Bassanio leaves, but faces a problem with Portia: in her father’s will, any suitor must choose correctly from one of three caskets and the wrong choice means he cannot marry her. Meanwhile, Lorenzo (a Christian friend of Antonio) has fallen in love with Shylock’s daughter, and she runs away to be with him. Her subsequent conversion is seen as a double-betrayal by her father, whose hatred for Antonio intensifies. When Antonio’s investments fail and he misses the payment, Shylock takes him to court to sue for a very literal pound of flesh – to be cut from his heart.

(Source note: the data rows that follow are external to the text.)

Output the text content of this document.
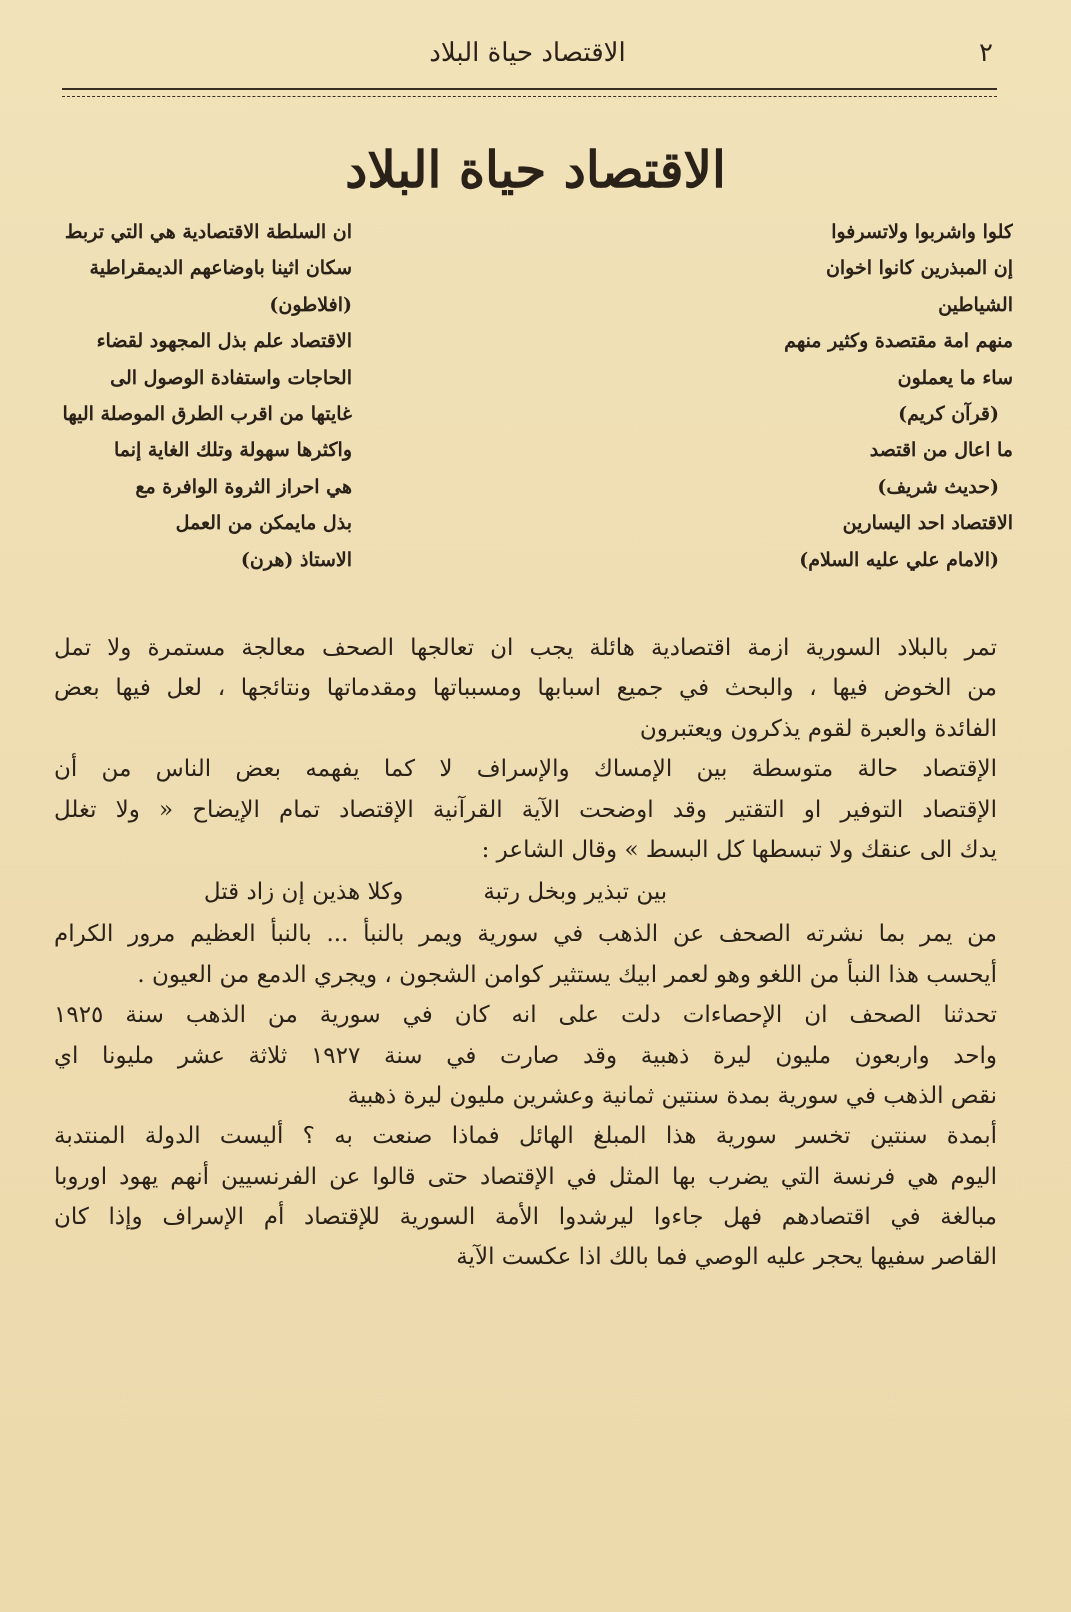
الاقتصاد حياة البلاد	٢
الاقتصاد حياة البلاد
كلوا واشربوا ولاتسرفوا
إن المبذرين كانوا اخوان
الشياطين
منهم امة مقتصدة وكثير منهم
ساء ما يعملون
(قرآن كريم)
ما اعال من اقتصد
(حديث شريف)
الاقتصاد احد اليسارين
(الامام علي عليه السلام)
ان السلطة الاقتصادية هي التي تربط
سكان اثينا باوضاعهم الديمقراطية
(افلاطون)
الاقتصاد علم بذل المجهود لقضاء
الحاجات واستفادة الوصول الى
غايتها من اقرب الطرق الموصلة اليها
واكثرها سهولة وتلك الغاية إنما
هي احراز الثروة الوافرة مع
بذل مايمكن من العمل
الاستاذ (هرن)
تمر بالبلاد السورية ازمة اقتصادية هائلة يجب ان تعالجها الصحف معالجة مستمرة ولا تمل
من الخوض فيها ، والبحث في جميع اسبابها ومسبباتها ومقدماتها ونتائجها ، لعل فيها بعض
الفائدة والعبرة لقوم يذكرون ويعتبرون
الإقتصاد حالة متوسطة بين الإمساك والإسراف لا كما يفهمه بعض الناس من أن
الإقتصاد التوفير او التقتير وقد اوضحت الآية القرآنية الإقتصاد تمام الإيضاح « ولا تغلل
يدك الى عنقك ولا تبسطها كل البسط » وقال الشاعر :
بين تبذير وبخل رتبة
وكلا هذين إن زاد قتل
من يمر بما نشرته الصحف عن الذهب في سورية ويمر بالنبأ ... بالنبأ العظيم مرور الكرام
أيحسب هذا النبأ من اللغو وهو لعمر ابيك يستثير كوامن الشجون ، ويجري الدمع من العيون .
تحدثنا الصحف ان الإحصاءات دلت على انه كان في سورية من الذهب سنة ١٩٢٥
واحد واربعون مليون ليرة ذهبية وقد صارت في سنة ١٩٢٧ ثلاثة عشر مليونا اي
نقص الذهب في سورية بمدة سنتين ثمانية وعشرين مليون ليرة ذهبية
أبمدة سنتين تخسر سورية هذا المبلغ الهائل فماذا صنعت به ؟ أليست الدولة المنتدبة
اليوم هي فرنسة التي يضرب بها المثل في الإقتصاد حتى قالوا عن الفرنسيين أنهم يهود اوروبا
مبالغة في اقتصادهم فهل جاءوا ليرشدوا الأمة السورية للإقتصاد أم الإسراف وإذا كان
القاصر سفيها يحجر عليه الوصي فما بالك اذا عكست الآية
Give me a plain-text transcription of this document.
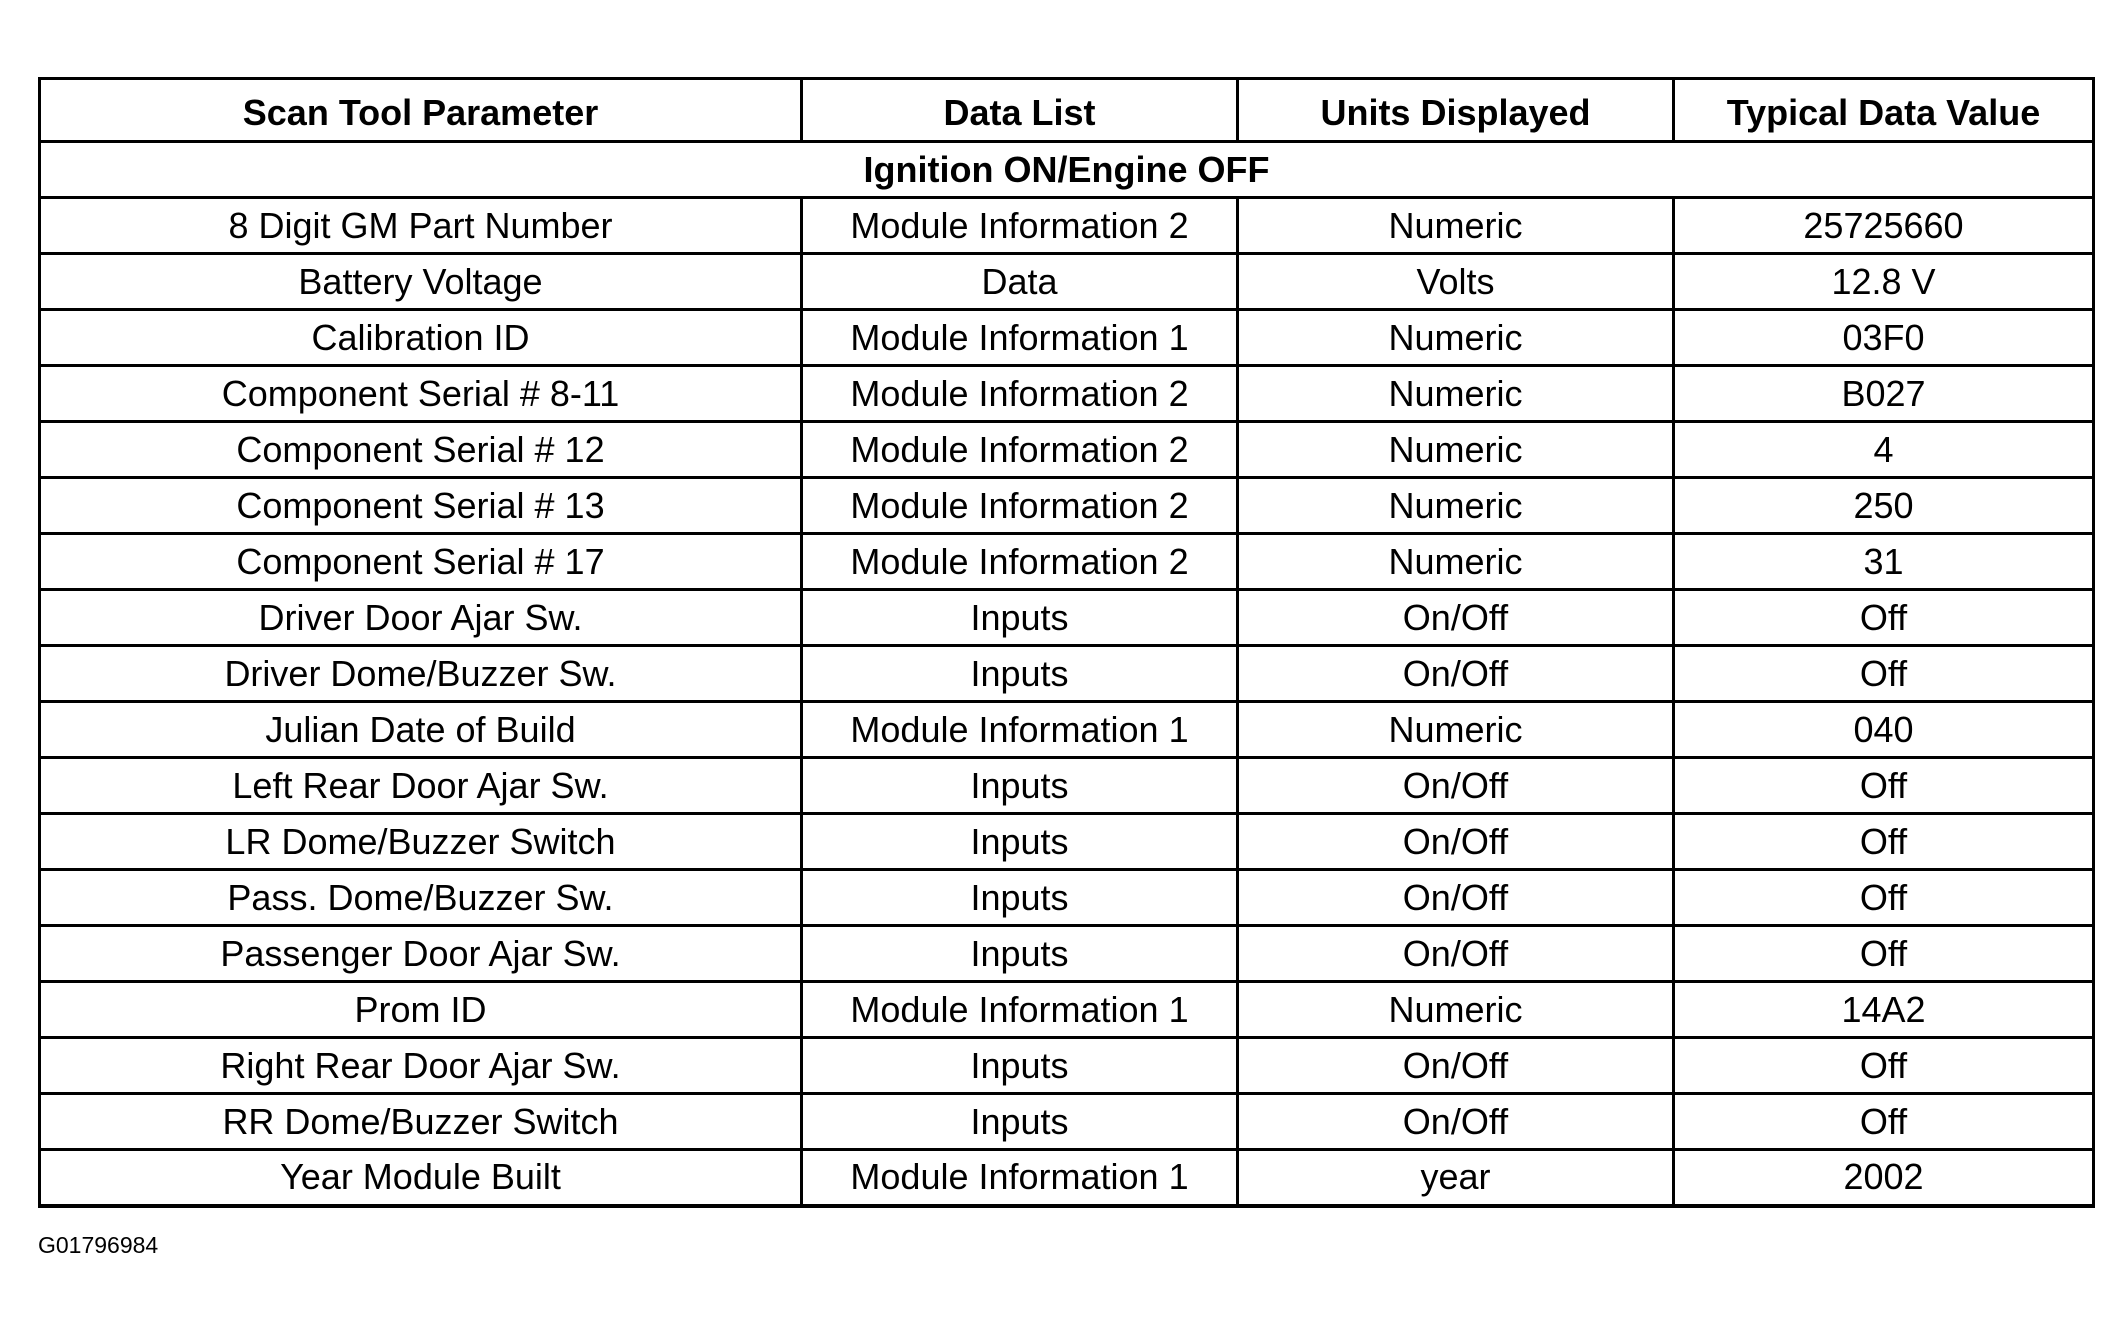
Scan Tool Parameter	Data List	Units Displayed	Typical Data Value
Ignition ON/Engine OFF			
8 Digit GM Part Number	Module Information 2	Numeric	25725660
Battery Voltage	Data	Volts	12.8 V
Calibration ID	Module Information 1	Numeric	03F0
Component Serial # 8-11	Module Information 2	Numeric	B027
Component Serial # 12	Module Information 2	Numeric	4
Component Serial # 13	Module Information 2	Numeric	250
Component Serial # 17	Module Information 2	Numeric	31
Driver Door Ajar Sw.	Inputs	On/Off	Off
Driver Dome/Buzzer Sw.	Inputs	On/Off	Off
Julian Date of Build	Module Information 1	Numeric	040
Left Rear Door Ajar Sw.	Inputs	On/Off	Off
LR Dome/Buzzer Switch	Inputs	On/Off	Off
Pass. Dome/Buzzer Sw.	Inputs	On/Off	Off
Passenger Door Ajar Sw.	Inputs	On/Off	Off
Prom ID	Module Information 1	Numeric	14A2
Right Rear Door Ajar Sw.	Inputs	On/Off	Off
RR Dome/Buzzer Switch	Inputs	On/Off	Off
Year Module Built	Module Information 1	year	2002
G01796984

As Bassanio rushes back for a courtroom battle for his friend’s life, Portia comes to the rescue in a most unexpected way.

Of course the performances are fantastic, but what I loved most is how “real” the characters were. Shylock is no monster but a man driven desperate by grief and justifiable rage – though his lack of compassion makes him behave monstrously. Antonio is a man made thoughtless by prejudice and foolish by love. Bassanio had squandered his own fortune, putting his friend’s life at risk in the process, and Jessica was pretty mean to have stolen most of her dad’s fortune (including one of his most treasured possessions) before running out on him. The only through-and-through heroic characters are Portia – a kind, extremely clever and resourceful woman who comes to the rescue of the man in distress – and her loyal maid Nerissa.

So it’s to the film’s credit that I managed to shed tears for both Shylock and Antonio, and care very much what happened to the others, in spite of their flaws. It’s beautifully filmed and directed, and the superb acting brings to life the centuries-old dialogue in a way that is easy to understand, and – crucially – be enchanted by.